The strategies for future research mentioned implicitly or expressly in the relevant contributions to this symposium fall in two classes: strategies that are confined to the concepts and probes provided by molecular research on Drosophila development, and others that propose to evade the limitations that the prevalent “Drosophila-centric view” (Carroll) imposes on our prospects. As Patel points out, the highly successful exercise of identifying homologs of Drosophila segmentation genes in other insects will fail to identify any patterning mechanisms that Drosophila might be lacking. He therefore proposes to seek out additional organisms amenable to genetic analysis. But remembering the long history of Drosophila research and the concurrent input of both intellect and money, this may not be easily achieved. Those eager to try might be well advised to study the list of requirements that Carroll has drawn up for his rather less ambitious approach. As a counterpart to Drosophila for genetical analysis, this writer would recommend saprophagous lower dipterans, e.g. the psychodids and scatopsids (see Schmidt-Ott et al., 1994). They are easily mass-reared with short generation times, have beautiful embryos and, last but not least, differ surprisingly from Drosophila both developmentally (see above) and, if the first relevant data (Sommer et al., 1992) are representative, also at the molecular level.

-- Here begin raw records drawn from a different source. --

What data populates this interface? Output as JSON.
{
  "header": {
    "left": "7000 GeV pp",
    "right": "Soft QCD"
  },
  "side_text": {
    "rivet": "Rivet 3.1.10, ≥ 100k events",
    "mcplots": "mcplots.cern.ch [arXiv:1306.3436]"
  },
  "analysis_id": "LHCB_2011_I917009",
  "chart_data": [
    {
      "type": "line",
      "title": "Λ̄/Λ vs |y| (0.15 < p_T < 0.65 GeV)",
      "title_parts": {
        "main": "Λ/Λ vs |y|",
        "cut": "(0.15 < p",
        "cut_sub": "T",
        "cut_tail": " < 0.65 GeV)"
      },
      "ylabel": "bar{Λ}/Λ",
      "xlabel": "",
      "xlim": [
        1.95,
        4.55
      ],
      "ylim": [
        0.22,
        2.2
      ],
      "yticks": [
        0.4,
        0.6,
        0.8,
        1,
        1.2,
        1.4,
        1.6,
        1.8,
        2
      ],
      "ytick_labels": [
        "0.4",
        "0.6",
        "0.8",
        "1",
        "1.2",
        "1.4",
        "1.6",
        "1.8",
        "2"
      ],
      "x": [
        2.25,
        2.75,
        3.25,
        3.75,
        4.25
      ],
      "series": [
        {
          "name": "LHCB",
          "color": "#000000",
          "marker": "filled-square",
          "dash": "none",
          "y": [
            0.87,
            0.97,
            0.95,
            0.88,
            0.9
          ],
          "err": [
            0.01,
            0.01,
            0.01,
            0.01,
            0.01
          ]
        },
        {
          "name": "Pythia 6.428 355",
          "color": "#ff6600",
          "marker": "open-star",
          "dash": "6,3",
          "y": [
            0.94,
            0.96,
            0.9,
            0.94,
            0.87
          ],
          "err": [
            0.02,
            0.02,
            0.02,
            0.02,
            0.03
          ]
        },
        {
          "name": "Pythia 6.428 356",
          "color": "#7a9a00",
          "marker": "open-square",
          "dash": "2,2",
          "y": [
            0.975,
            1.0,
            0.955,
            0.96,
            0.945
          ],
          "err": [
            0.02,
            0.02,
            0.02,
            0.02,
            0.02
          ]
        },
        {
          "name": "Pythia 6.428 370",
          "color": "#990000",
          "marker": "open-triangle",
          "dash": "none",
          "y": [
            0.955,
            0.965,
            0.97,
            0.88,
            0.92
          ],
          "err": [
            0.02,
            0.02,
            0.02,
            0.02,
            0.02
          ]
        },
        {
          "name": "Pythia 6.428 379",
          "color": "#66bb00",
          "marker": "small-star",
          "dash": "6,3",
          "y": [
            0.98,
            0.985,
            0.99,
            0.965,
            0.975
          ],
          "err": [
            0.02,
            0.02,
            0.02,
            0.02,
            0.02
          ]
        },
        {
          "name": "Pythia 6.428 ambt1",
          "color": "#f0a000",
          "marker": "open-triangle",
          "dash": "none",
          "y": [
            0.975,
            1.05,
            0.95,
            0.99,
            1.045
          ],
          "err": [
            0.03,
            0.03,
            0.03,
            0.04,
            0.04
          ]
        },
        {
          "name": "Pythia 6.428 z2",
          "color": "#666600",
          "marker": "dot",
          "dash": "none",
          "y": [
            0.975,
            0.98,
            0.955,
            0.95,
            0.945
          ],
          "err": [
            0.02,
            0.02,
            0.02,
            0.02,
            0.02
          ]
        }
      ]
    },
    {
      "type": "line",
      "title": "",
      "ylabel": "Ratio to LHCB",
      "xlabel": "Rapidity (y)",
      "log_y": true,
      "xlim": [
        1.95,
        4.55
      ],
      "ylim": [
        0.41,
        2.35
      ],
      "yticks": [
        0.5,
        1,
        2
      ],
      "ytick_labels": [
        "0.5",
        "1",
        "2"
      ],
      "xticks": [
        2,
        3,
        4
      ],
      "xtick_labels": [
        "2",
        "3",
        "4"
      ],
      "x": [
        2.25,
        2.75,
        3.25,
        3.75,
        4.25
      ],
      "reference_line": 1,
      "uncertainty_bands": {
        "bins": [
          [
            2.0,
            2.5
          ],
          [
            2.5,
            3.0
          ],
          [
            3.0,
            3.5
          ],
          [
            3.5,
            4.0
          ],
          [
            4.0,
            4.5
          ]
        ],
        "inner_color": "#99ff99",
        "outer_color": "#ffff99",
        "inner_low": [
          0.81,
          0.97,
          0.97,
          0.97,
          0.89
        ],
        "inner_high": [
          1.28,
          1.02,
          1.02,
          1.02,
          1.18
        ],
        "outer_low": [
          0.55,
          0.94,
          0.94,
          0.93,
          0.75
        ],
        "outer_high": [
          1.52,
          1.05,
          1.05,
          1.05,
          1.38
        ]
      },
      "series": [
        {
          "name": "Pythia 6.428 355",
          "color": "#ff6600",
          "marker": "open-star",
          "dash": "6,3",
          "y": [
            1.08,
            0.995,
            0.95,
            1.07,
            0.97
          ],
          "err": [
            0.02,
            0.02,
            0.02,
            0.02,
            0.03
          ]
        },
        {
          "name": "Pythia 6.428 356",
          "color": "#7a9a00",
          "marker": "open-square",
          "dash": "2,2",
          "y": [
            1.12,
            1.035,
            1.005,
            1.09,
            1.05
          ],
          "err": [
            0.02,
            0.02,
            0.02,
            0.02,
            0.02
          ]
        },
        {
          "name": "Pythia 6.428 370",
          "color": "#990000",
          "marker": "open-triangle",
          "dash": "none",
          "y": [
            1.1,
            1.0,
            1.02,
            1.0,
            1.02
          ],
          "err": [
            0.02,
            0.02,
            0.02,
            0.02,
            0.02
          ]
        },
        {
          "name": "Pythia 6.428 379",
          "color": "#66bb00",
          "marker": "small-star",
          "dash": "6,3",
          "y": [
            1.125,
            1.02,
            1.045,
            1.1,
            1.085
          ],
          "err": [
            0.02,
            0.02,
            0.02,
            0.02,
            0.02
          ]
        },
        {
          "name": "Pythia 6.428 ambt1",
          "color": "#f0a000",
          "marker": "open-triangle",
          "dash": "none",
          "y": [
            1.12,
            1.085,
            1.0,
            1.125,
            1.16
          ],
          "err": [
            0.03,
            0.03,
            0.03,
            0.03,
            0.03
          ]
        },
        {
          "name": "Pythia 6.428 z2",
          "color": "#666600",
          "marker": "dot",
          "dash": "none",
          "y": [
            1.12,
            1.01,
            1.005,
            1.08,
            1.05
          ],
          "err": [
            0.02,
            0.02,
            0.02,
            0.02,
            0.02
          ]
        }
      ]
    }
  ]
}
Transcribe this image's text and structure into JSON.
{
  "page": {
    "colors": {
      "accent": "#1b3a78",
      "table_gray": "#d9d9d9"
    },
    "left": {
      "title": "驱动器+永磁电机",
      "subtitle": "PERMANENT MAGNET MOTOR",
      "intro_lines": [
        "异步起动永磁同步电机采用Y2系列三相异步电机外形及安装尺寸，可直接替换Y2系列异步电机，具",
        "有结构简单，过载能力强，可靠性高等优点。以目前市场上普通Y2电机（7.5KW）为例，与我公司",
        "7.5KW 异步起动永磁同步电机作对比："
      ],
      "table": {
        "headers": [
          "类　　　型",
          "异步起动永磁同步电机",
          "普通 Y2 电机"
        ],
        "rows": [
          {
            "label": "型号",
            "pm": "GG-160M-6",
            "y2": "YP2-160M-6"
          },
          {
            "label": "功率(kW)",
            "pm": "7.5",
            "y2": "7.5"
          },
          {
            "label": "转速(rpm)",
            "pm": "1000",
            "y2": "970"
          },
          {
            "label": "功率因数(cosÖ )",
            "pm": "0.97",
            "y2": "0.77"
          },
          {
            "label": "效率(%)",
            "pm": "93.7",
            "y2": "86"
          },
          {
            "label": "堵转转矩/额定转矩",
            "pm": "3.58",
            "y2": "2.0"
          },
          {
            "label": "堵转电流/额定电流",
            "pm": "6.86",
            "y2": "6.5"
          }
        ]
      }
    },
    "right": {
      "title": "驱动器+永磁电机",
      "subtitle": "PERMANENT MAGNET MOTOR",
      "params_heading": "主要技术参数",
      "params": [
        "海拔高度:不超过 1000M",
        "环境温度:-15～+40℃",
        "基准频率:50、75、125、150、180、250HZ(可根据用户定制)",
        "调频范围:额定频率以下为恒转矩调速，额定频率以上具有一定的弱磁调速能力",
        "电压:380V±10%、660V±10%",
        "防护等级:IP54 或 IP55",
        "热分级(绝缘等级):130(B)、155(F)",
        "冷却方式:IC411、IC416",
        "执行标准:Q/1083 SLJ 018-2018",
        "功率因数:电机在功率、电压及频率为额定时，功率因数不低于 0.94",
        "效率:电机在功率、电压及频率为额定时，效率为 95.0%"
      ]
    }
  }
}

I am indebted to the organizers of this BSDB meeting, particularly Michael Akam, for inviting me to chair the session on the evolution of insect development; to Diethard Tautz and to my collaborators Dieter Zissler, Karl-Heinz Fecht, Katrin Serries, Reinhard Schroder and Klaus Rohr for cooperation in research on lower dipterans; and to the Deutsche Forschungsgemeinschaft for funding some of this research.